Meghan McCain delivered a fierce and emotional tribute to her late father, Sen. John McCain, in her eulogy at his memorial service, which also served as a powerful admonishment of the president and his political style.
Meghan McCain didn’t name President Donald Trump as she spoke at the Washington National Cathedral on Saturday, but the target of her message was clear.
“The America of John McCain is generous and welcoming and bold,” Meghan McCain said. “She is resourceful and confident and secure. She meets her responsibilities. She speaks quietly because she is strong. America does not boast because she has no need to.
“The America of John McCain has no need to be great again because America was always great.”
Trump did not attend the service, having been asked to stay away from all events during McCain’s five-day, cross-country procession. However, Ivanka Trump, the president’s daughter, and her husband, Jared Kushner, were present for Meghan McCain’s remarks.
“We gather here to mourn the passing of American greatness,” McCain began. “The real thing, not cheap rhetoric from men who will never come near the sacrifice he gave so willingly nor the opportunistic appropriation of those who lived lives of comfort and privilege while he suffered and served.”
John McCain was a veteran of the Vietnam War and spent five and a half years as a prisoner of war after his plane was shot down in 1967.
On Saturday, the procession leading to the cathedral stopped at the Vietnam Veterans Memorial where his wife, Cindy McCain, laid a ceremonial wreath.
Trump received five deferments from the Vietnam draft for bone spurs in his heels. McCain criticized Americans “from the highest income level” for that very deferment last year, although he did not name the president in his remarks.
Meghan McCain maintained a clear voice through her tears as she praised her father’s devotion to his country and family, stating that “he was a great man, he was a great warrior, he was a great American.”
Others who spoke at Saturday’s memorial — including former presidents Barack Obama and George W. Bush — also noted the difference between McCain’s work for unity and Trump’s tendency to divide.
“So much of our politics, our public life, our public discourse can seem small and mean and petty, trafficking in bombast and insult and phony controversies and manufactured outrage,” Obama said. “It’s a politics that pretends to be brave and tough but in fact is born of fear. John called on us to be bigger than that. He called on us to be better than that.”

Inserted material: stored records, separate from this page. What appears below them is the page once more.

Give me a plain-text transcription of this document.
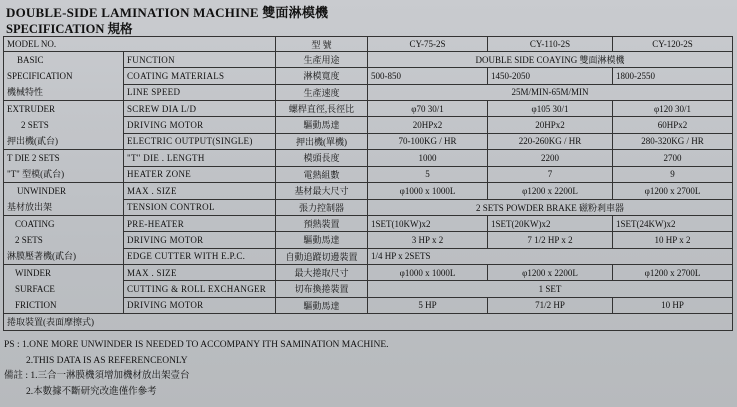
DOUBLE-SIDE LAMINATION MACHINE 雙面淋模機
SPECIFICATION 規格
MODEL NO.		型 號	CY-75-2S	CY-110-2S	CY-120-2S

BASIC
SPECIFICATION
機械特性	FUNCTION	生產用途	DOUBLE SIDE COAYING 雙面淋模機		
	COATING MATERIALS	淋模寬度	500-850	1450-2050	1800-2550
	LINE SPEED	生產速度	25M/MIN-65M/MIN		

EXTRUDER
2 SETS
押出機(貳台)	SCREW DIA L/D	螺桿直徑,長徑比	φ70 30/1	φ105 30/1	φ120 30/1
	DRIVING MOTOR	驅動馬達	20HPx2	20HPx2	60HPx2
	ELECTRIC OUTPUT(SINGLE)	押出機(單機)	70-100KG / HR	220-260KG / HR	280-320KG / HR

T DIE 2 SETS
"T" 型模(貳台)	"T" DIE . LENGTH	模頭長度	1000	2200	2700
	HEATER ZONE	電熱組數	5	7	9

UNWINDER
基材放出架	MAX . SIZE	基材最大尺寸	φ1000 x 1000L	φ1200 x 2200L	φ1200 x 2700L
	TENSION CONTROL	張力控制器	2 SETS POWDER BRAKE 磁粉剎車器		

COATING
2 SETS
淋膜壓著機(貳台)	PRE-HEATER	預熱裝置	1SET(10KW)x2	1SET(20KW)x2	1SET(24KW)x2
	DRIVING MOTOR	驅動馬達	3 HP x 2	7 1/2 HP x 2	10 HP x 2
	EDGE CUTTER WITH E.P.C.	自動追蹤切邊裝置	1/4 HP x 2SETS		

WINDER
SURFACE
FRICTION	MAX . SIZE	最大捲取尺寸	φ1000 x 1000L	φ1200 x 2200L	φ1200 x 2700L
	CUTTING & ROLL EXCHANGER	切布換捲裝置	1 SET		
	DRIVING MOTOR	驅動馬達	5 HP	71/2 HP	10 HP
捲取裝置(表面摩擦式)					
PS : 1.ONE MORE UNWINDER IS NEEDED TO ACCOMPANY ITH SAMINATION MACHINE.
2.THIS DATA IS AS REFERENCEONLY
備註 : 1.三合一淋膜機須增加機材放出架壹台
2.本數據不斷研究改進僅作參考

Former Sen. Joseph Lieberman of Connecticut, a Democrat who was once re-elected as an independent, also spoke of McCain’s patriotism and ability to bring people of all political parties together.
“His death seems to have reminded the American people that these values are what makes us a great nation, not the tribal partisanship and personal attack politics that have recently characterized our life,” Lieberman said.
McCain died on Aug. 25 at the age of 81.